Formulation, Analytical, and Process Development

Over 90% of oral drug candidates face poor solubility and bioavailability—barriers that can halt development of even the most promising compounds. BioDuro-Sundia overcomes these obstacles with expertise in spray-dried dispersions and hot-melt extrusion, transforming poorly soluble molecules into bioavailable, patient-ready formulations and maximizing the potential of life-changing therapies to reach the market.

BioDuro-Sundia’s Solution Engine accelerates early-stage formulation development by screening solubility-enhancing technologies with minimal API required. Our expert scientists use amorphous solid dispersion (ASD) methods, combining in-vitro analysis with animal PK data to rapidly identify the optimal formulation for scale-up and stability studies. With Solution Engine, clients can reach the clinic faster by identifying the best formulation earlier in development. For even greater flexibility, we offer tailored alternatives such as lipid-based solutions, SMEDDS, nanosuspensions, and micronization to address specific client needs.

ASDs are created by breaking down the crystalline API structure and dispersing it at the molecular level within a polymer matrix. With just 100 mg of API, BioDuro-Sundia screens ASD polymers using a targeted, data-driven approach. Rather than trial-and-error, we leverage solubility parameters and potential polar, dipole, and ionic interactions between polymer and drug structures to identify the most compatible pairs. Our in-silico modeling uses the Flory-Huggins equation to pinpoint the optimal polymer-drug ratios, maximizing solubility potential.

Next, these promising polymer-drug combinations are tested in micro-evaporation tubes and quickly evaluated in rodents for pharmacokinetic (PK) profiles. Only the formulations with the best bioavailability are selected for scale-up and stability studies, allowing our clients to advance the most effective formulation faster and with greater confidence.

BioDuro-Sundia selects the highest-performing drug-polymer ASD candidates, based on PK data, for advanced spray-drying dispersion (SDD) and hot-melt extrusion (HME) techniques. Using the Buchi B290 for SDD and the Haake extruder for HME, we conduct small-batch trials (1–2 grams of API) to achieve optimal batch profiles. Each ASD undergoes a comprehensive suite of analyses, including amorphous content determination (XRPD), thermal profiling (mDSC and TGA), assay for related substances, and in-vitro non-sink dissolution testing. Stable formulations are fast-tracked for ICH accelerated stability chambers and subsequent PK studies, confirming the top-performing ASDs for scale-up and clinical trial material (CTM) manufacturing. BioDuro-Sundia’s SDD and HME solutions ensure clients get bioavailability-ready formulations for faster clinical advancement.

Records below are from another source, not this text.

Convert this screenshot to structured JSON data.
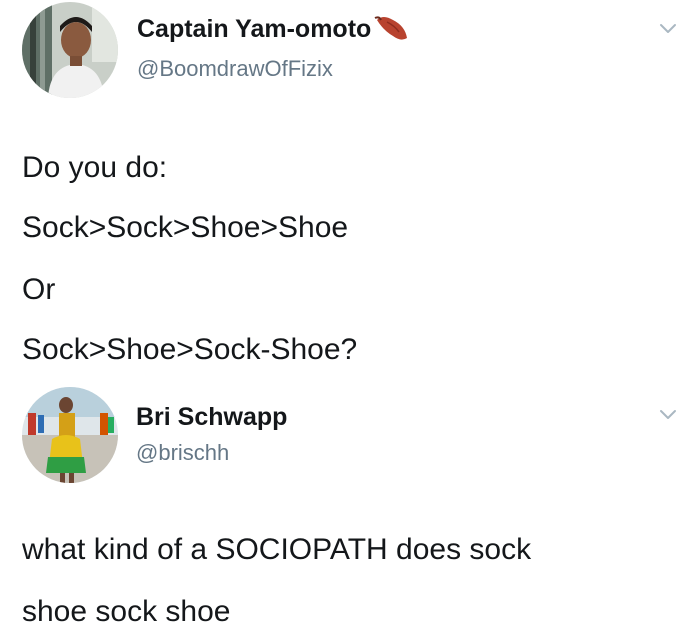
{
  "tweets": [
    {
      "display_name": "Captain Yam-omoto",
      "handle": "@BoomdrawOfFizix",
      "name_emoji": "sweet-potato-icon",
      "menu_icon": "chevron-down-icon",
      "text_lines": [
        "Do you do:",
        "Sock>Sock>Shoe>Shoe",
        "Or",
        "Sock>Shoe>Sock-Shoe?"
      ]
    },
    {
      "display_name": "Bri Schwapp",
      "handle": "@brischh",
      "menu_icon": "chevron-down-icon",
      "text_lines": [
        "what kind of a SOCIOPATH does sock",
        "shoe sock shoe"
      ]
    }
  ],
  "colors": {
    "text": "#14171a",
    "handle": "#657786",
    "caret": "#aab8c2",
    "emoji_skin": "#b8432f"
  }
}
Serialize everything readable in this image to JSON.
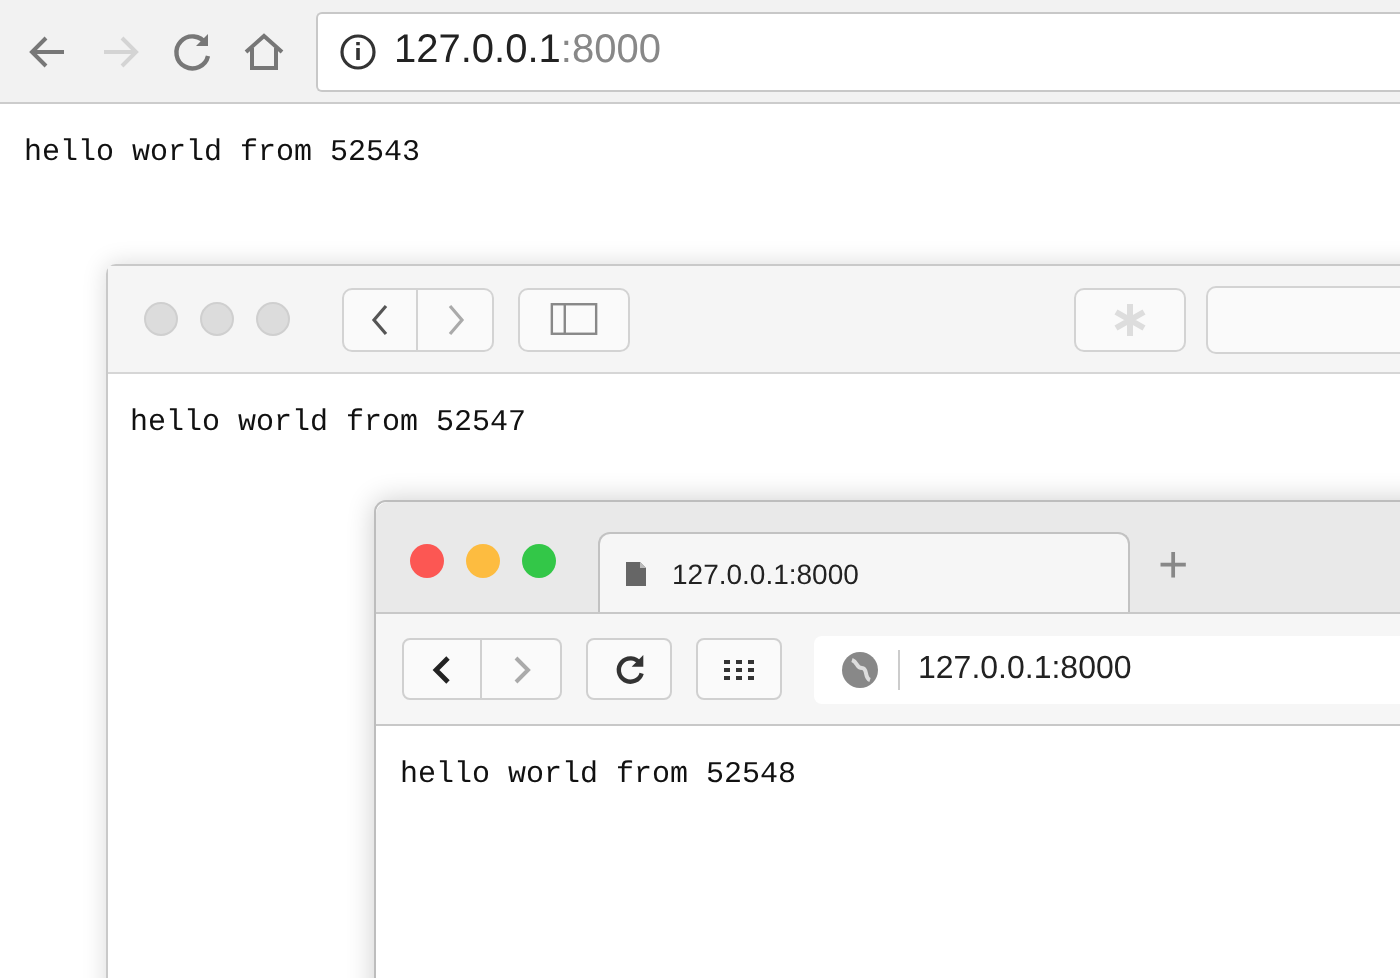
{
  "back_window": {
    "back_disabled": false,
    "forward_disabled": true,
    "address": {
      "host": "127.0.0.1",
      "port": ":8000"
    },
    "body_text": "hello world from 52543"
  },
  "middle_window": {
    "back_disabled": false,
    "forward_disabled": true,
    "body_text": "hello world from 52547"
  },
  "front_window": {
    "tabs": [
      {
        "title": "127.0.0.1:8000",
        "selected": true
      }
    ],
    "new_tab": "+",
    "back_disabled": false,
    "forward_disabled": true,
    "address": "127.0.0.1:8000",
    "body_text": "hello world from 52548"
  }
}
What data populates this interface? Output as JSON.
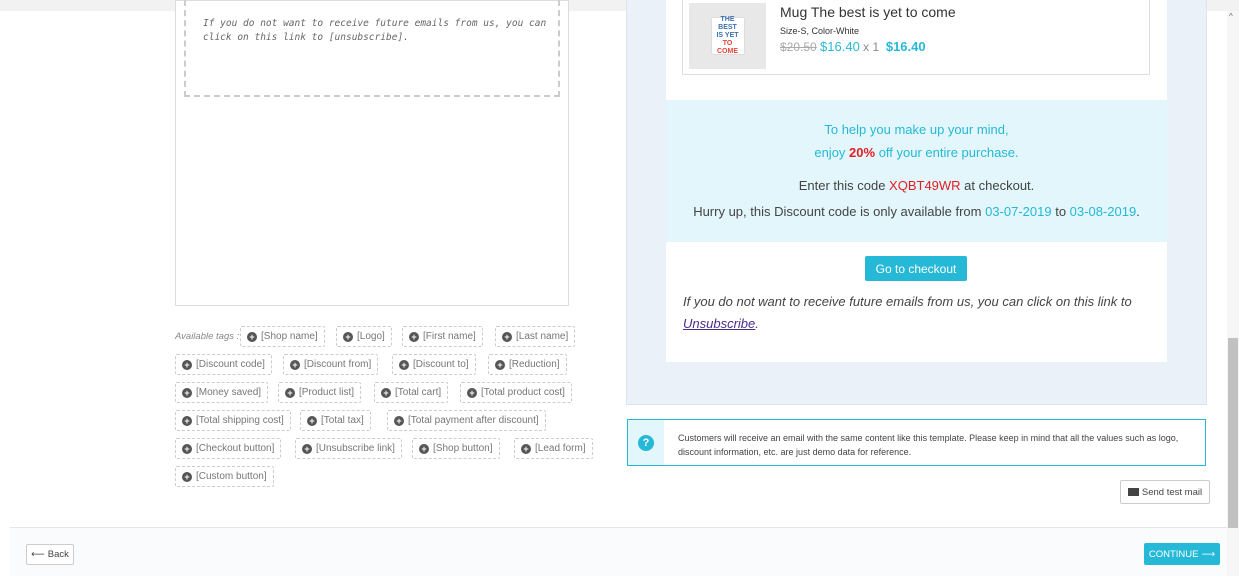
{
  "editor": {
    "text": "If you do not want to receive future emails from us, you can click on this link to [unsubscribe]."
  },
  "tags": {
    "label": "Available tags :",
    "items": [
      "[Shop name]",
      "[Logo]",
      "[First name]",
      "[Last name]",
      "[Discount code]",
      "[Discount from]",
      "[Discount to]",
      "[Reduction]",
      "[Money saved]",
      "[Product list]",
      "[Total cart]",
      "[Total product cost]",
      "[Total shipping cost]",
      "[Total tax]",
      "[Total payment after discount]",
      "[Checkout button]",
      "[Unsubscribe link]",
      "[Shop button]",
      "[Lead form]",
      "[Custom button]"
    ]
  },
  "preview": {
    "product": {
      "name": "Mug The best is yet to come",
      "attributes": "Size-S, Color-White",
      "old_price": "$20.50",
      "price": "$16.40",
      "quantity": "x 1",
      "total": "$16.40",
      "image_lines": [
        "THE",
        "BEST",
        "IS YET",
        "TO",
        "COME"
      ]
    },
    "promo": {
      "line1": "To help you make up your mind,",
      "line2_pre": "enjoy ",
      "line2_pct": "20%",
      "line2_post": " off your entire purchase.",
      "line3_pre": "Enter this code ",
      "line3_code": "XQBT49WR",
      "line3_post": " at checkout.",
      "line4_pre": "Hurry up, this Discount code is only available from ",
      "date_from": "03-07-2019",
      "line4_mid": " to ",
      "date_to": "03-08-2019",
      "line4_post": "."
    },
    "checkout_button": "Go to checkout",
    "unsubscribe_text": "If you do not want to receive future emails from us, you can click on this link to ",
    "unsubscribe_link": "Unsubscribe",
    "unsubscribe_end": "."
  },
  "info": {
    "icon": "question-circle-icon",
    "text": "Customers will receive an email with the same content like this template. Please keep in mind that all the values such as logo, discount information, etc. are just demo data for reference."
  },
  "buttons": {
    "send_test_mail": "Send test mail",
    "back": "Back",
    "continue": "CONTINUE"
  },
  "colors": {
    "accent": "#25b9d7",
    "highlight": "#e31e24",
    "promo_bg": "#e2f6fb"
  }
}
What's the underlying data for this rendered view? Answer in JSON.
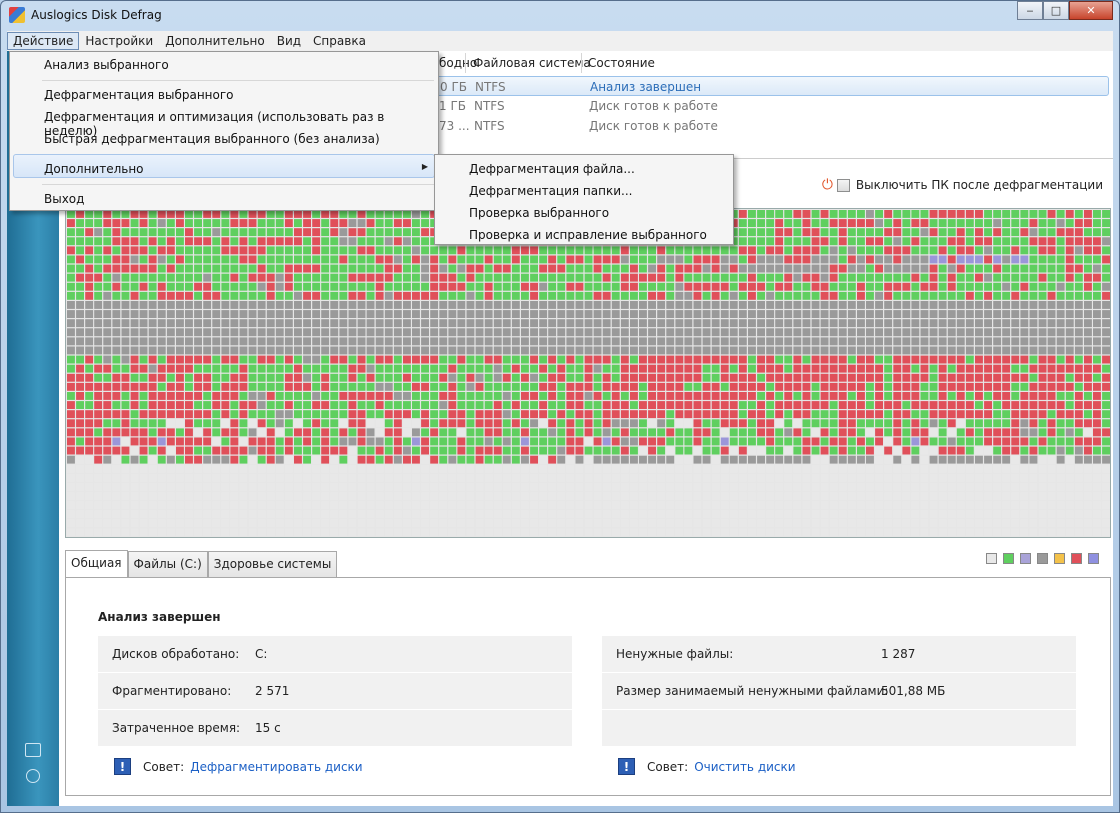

BioDuro-Sundia offers end-to-end SDD and HME process development and cGMP manufacturing, scaling from gram-level batches to hundreds of kilograms. Our advanced spray-drying capabilities scale up seamlessly, from initial development with Anhydro MS35 (500 g/h aqueous, 2 Kg/h solvent spray rates) to the MS150 (2 Kg/h aqueous, 10 Kg/h solvent spray rates). BioDuro-Sundia provides expert process development, CTM cGMP manufacturing, and streamlined packaging, labeling (open or blinded), and clinical site distribution—ensuring clients gain accelerated paths from API to clinical trials with optimized ASD tablets and capsules.